49. 1b Jake Beckley (ob)—The usual reasons, although not as exaggerated as some might put it.
   98. John (You Can Call Me Grandma) Murphy Posted: November 13, 2006 at 06:00 PM (#2236488)
> I'm getting mixed readings on how he stacks up

So post a question on the ballot discussion thread. Don't wait until Monday morning and post a ballot that doesn't make sense. If you're not conforming to HoF OR HoM thinking you should at least have a question as to why.

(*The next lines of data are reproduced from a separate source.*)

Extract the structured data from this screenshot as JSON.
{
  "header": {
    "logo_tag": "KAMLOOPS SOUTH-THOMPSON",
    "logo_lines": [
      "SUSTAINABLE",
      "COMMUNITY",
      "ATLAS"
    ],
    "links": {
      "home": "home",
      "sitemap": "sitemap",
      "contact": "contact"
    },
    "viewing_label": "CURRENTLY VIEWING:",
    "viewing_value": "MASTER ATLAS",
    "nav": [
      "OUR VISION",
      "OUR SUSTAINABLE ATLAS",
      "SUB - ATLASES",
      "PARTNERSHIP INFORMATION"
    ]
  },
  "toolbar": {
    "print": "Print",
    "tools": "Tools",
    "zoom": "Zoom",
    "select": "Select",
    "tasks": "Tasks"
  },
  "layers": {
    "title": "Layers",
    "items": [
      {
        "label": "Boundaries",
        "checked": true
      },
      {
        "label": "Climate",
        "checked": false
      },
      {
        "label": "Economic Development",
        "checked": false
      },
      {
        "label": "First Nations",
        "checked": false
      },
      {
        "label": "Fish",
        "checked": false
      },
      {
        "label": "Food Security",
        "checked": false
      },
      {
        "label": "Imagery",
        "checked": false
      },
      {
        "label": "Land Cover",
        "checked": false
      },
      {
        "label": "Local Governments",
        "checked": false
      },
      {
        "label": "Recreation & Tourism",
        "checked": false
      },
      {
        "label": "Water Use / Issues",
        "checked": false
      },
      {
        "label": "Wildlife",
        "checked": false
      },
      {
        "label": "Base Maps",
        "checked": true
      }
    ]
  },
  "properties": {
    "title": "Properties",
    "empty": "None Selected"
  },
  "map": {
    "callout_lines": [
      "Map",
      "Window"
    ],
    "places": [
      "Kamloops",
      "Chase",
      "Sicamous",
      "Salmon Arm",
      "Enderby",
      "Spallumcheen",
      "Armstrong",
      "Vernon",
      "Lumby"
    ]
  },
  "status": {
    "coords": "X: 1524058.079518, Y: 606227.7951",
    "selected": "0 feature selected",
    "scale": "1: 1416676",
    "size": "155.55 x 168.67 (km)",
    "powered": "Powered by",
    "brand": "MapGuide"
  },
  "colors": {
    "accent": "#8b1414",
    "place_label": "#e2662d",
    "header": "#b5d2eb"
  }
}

He may be having difficulties comparing those two to their contemporaries and then with other historical greats, DL, which is understandable since Perry and Jenkin's era is a humongous outlier for career length compared to other generations. Not to the same level since I have both of them on my ballot, but I have a similar problem. In fact, I'm always struggling with some aspect of my ballot, but I try to do the best that I can. As long as fra paolo is doing the same thing, that's fine by me. Especially when his ballot is a moot point. ;-)
   99. Jim Sp Posted: November 13, 2006 at 06:09 PM (#2236496)
Good thing it's a moot point.
   100. DL from MN Posted: November 13, 2006 at 06:18 PM (#2236503)
People would jump all over him if he left off Bench and kept Elston Howard on the ballot and rightly so. I have a feeling that leaving off Perry and keeping Walters would have gone unnoticed if I hadn't said anything. Perry has the best season, best 3 seasons, best 7 seasons, best 10 seasons and about 2300 extra innings overall at the same ERA+. There's no way Bucky Walters' bat makes up for that. Walters is closer to Jim Perry than he is to Gaylord Perry.